Four Ways to Create a Culture Where Innovation Will Thrive

This article was originally published on CEO.com, and is also available on Medium and LinkedIn.

At Spotify, failure calls for cake. Rewarding those results might sound unorthodox to the executive of the past, but it’s exactly the mindset an agile company should adopt.

Agile companies are the future of business. Notable names such as Airbnb, Facebook, Uber, and Netflix all began as agile startups. Adopting that agile mindset allowed them to mature into today’s industry leaders by delivering innovative, exciting products and services for their customers.

Their cultures have a lot in common: They are anchored by three core ideas — trust, autonomy, and collaboration. This philosophy isn’t just carried out in software development, but also across the entire organization. This enabled those companies to adapt to change and explore new approaches without fear of failure, which made them hugely successful.

The shift toward an agile culture starts with management. Only the executive leadership of a company can foster surroundings where failure is not only accepted, but even encouraged.

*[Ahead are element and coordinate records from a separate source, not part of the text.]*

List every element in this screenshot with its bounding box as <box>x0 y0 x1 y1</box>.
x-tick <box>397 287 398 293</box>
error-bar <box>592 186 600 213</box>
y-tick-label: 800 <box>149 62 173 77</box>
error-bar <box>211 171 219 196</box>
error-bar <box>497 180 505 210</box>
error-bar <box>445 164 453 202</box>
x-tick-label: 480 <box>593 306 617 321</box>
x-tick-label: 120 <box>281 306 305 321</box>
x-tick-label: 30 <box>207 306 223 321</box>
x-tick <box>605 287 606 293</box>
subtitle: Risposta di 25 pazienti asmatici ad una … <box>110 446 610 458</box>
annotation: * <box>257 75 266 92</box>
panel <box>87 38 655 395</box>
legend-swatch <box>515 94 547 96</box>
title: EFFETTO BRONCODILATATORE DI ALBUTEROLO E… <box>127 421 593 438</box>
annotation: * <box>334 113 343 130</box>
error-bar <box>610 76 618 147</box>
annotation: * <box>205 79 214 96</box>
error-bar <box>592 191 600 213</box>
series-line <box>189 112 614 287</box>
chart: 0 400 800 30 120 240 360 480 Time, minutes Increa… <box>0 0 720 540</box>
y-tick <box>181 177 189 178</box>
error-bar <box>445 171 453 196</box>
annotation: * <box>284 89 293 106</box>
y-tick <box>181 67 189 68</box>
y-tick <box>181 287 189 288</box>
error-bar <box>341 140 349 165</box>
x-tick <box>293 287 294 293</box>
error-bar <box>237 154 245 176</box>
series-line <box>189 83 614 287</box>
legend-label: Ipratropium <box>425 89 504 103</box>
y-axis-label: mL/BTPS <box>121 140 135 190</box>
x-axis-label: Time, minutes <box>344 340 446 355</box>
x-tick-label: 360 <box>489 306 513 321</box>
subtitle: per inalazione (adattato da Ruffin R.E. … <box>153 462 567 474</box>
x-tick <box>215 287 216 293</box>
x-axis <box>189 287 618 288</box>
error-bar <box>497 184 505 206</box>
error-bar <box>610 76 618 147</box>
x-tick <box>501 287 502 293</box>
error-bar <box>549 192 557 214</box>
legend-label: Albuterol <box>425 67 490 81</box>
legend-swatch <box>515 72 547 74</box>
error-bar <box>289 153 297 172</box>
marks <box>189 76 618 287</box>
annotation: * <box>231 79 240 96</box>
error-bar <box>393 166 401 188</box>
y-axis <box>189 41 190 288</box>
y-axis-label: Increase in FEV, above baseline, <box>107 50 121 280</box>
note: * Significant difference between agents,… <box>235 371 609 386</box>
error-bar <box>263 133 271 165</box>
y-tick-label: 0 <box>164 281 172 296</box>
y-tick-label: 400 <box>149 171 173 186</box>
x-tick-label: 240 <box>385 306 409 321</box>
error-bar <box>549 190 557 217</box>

What does an agile culture look like?

After visiting many of the digital innovators in Silicon Valley, I learned that their cultures had a lot in common:

  • A clear purpose: People at these companies take ownership because they are united around shared ideas and clear, (transformational) purposes.
  • Leadership that trusts and empowers its employees: Executives create a safe environment to fail and learn. They allow employees to take on new initiatives and give them the freedom to autonomously pursue ideas, which can lead to unexpected innovations.
  • No ego culture: Mutual respect is a must, and every member of a team should be valued. Internal politics have no place in an agile culture.
  • Data-driven experimentation: Agile companies provide experiment-friendly environments. Teammates don’t spend hours arguing about what option is best. Instead, they test different variations, learn from each attempt, and let the data decide the best course of action. At Google, it’s common to never trust HiPPOs (Highest Paid Person’s Opinion), but rely on data instead.

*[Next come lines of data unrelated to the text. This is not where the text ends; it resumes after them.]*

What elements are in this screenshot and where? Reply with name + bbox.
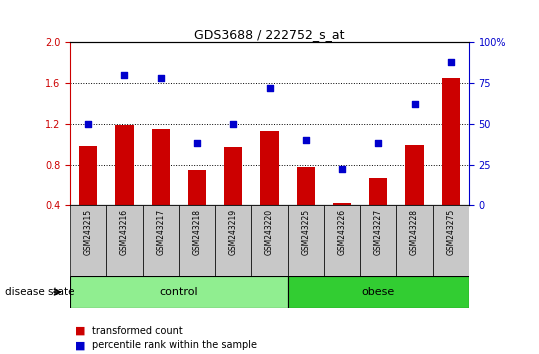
Point — [374, 141, 383, 146]
Point — [410, 102, 419, 107]
Bar — [115, 125, 134, 205]
Point — [446, 59, 455, 65]
Bar — [369, 178, 388, 205]
Text: percentile rank within the sample: percentile rank within the sample — [92, 340, 257, 350]
Bar — [224, 147, 243, 205]
Bar — [143, 205, 179, 276]
Bar — [215, 205, 251, 276]
Point — [120, 72, 129, 78]
Bar — [333, 203, 351, 205]
Text: GSM243228: GSM243228 — [410, 209, 419, 255]
Text: obese: obese — [362, 287, 395, 297]
Point — [192, 141, 201, 146]
Text: GSM243218: GSM243218 — [192, 209, 202, 255]
Bar — [151, 129, 170, 205]
Bar — [179, 205, 215, 276]
Text: GSM243225: GSM243225 — [301, 209, 310, 255]
Text: GSM243227: GSM243227 — [374, 209, 383, 255]
Point — [84, 121, 93, 127]
Point — [229, 121, 238, 127]
Text: ■: ■ — [75, 340, 86, 350]
Bar — [324, 205, 360, 276]
Text: GSM243216: GSM243216 — [120, 209, 129, 255]
Bar — [433, 205, 469, 276]
Bar — [360, 205, 396, 276]
Text: GSM243217: GSM243217 — [156, 209, 165, 255]
Point — [338, 167, 347, 172]
Bar — [70, 276, 288, 308]
Bar — [251, 205, 288, 276]
Bar — [288, 205, 324, 276]
Bar — [106, 205, 143, 276]
Text: GSM243226: GSM243226 — [337, 209, 347, 255]
Bar — [405, 145, 424, 205]
Bar — [188, 170, 206, 205]
Text: GSM243219: GSM243219 — [229, 209, 238, 255]
Text: disease state: disease state — [5, 287, 75, 297]
Point — [301, 137, 310, 143]
Bar — [296, 167, 315, 205]
Text: control: control — [160, 287, 198, 297]
Bar — [260, 131, 279, 205]
Text: ■: ■ — [75, 326, 86, 336]
Bar — [288, 276, 469, 308]
Text: GSM243215: GSM243215 — [84, 209, 93, 255]
Text: transformed count: transformed count — [92, 326, 182, 336]
Bar — [442, 78, 460, 205]
Text: GSM243275: GSM243275 — [446, 209, 455, 255]
Bar — [396, 205, 433, 276]
Point — [265, 85, 274, 91]
Title: GDS3688 / 222752_s_at: GDS3688 / 222752_s_at — [194, 28, 345, 41]
Bar — [79, 146, 97, 205]
Point — [156, 75, 165, 81]
Bar — [70, 205, 106, 276]
Text: GSM243220: GSM243220 — [265, 209, 274, 255]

What are the benefits of an agile culture?

Today’s marketplace moves faster than ever, and it’s only by staying agile that a company can adapt to these changing conditions. Even larger legacy companies now recognize the benefits. ING Bank — one of the largest banks in the world — recently transitioned toward an agile organization to keep up with the increasing digital expectations of its customers, and with good reason. A Hewlett Packard survey revealed 49 percent of customers report a rise in satisfaction following a shift to agile.

But the agile methodology doesn’t just help a business react to client needs. By encouraging traits such as creativity, teamwork, craftsmanship, and personal growth, it will make an employer more attractive to potential hires.

How can I make my company more agile?

An organization that adopts an agile culture can offer a lot of opportunities, but it isn’t an easy process. For this change to take shape, senior executives need to develop a clear vision of where their companies needs to go, why a culture change is needed, and how this translates into new behavior.

Some leaders decide to take a radical approach. For instance, one client we worked with removed all the senior executives who didn’t believe in the agile transition to ensure full alignment. Not every business will require such a sweeping measure, but here are four simple steps most can adopt to ensure a successful cultural transition:

1. Define ‘awesome’

Start by defining and communicating the culture you’d like to have. Some great examples are BufferSpotify, and Airbnb. These companies post their culture statements throughout the building to remind employees what is expected of them and to help them to challenge each other.

As Amazon CEO Jeff Bezos says, “You have to be deliberate about creating and investing in culture.” Clear examples and storytelling will boost comprehension, as will engaging employees by framing changes in the “Instead of that, we expect this” model.

2. Recruit agile minds

Hiring people already versed in agile culture allows a company to get its new initiative up and running quicker and easier. We created an agile mindset assessment for one client to use in interviews to ensure candidates would fit with the culture. Strategies such as this quicken and simplify the whole process.

And be prepared to let some of your best people go, too. If somebody doesn’t fit the new company mindset, he or she should be let go so the culture change isn’t too easily undermined.

3. Have a team dedicated to reinforcing cultural values

Companies like Spotify, for instance, have dedicated people who reinforce the agile culture. They do this through agile coaches and “people operations” teams, which work daily with people and teams to improve company performance and employee engagement.

4. Embrace agile at the executive level

This new culture cannot be introduced from the bottom. It needs to come from the top, and that means executives must also embrace agile and model the behavior they want to see.

Change your leadership style by showing you trust your people to discern how the work should be done, and encourage collaboration between people instead of handing down orders. Be open and transparent about your challenges to teams, start cutting through red tape and listening to their needs to help them grow.

Transitioning to agile won’t always be a smooth ride, especially when it’s rolled out team by team. Steve Denning compares the difficulties of partially fixing an organization to the way an immune system operates. Each one tends to transform back to its original state when it encounters change — or a virus — that messes with the status quo.

Implementing an agile culture helps businesses stay responsive to employee and customer needs (and helps to set them up for future success). It’s about time more companies start eating cake.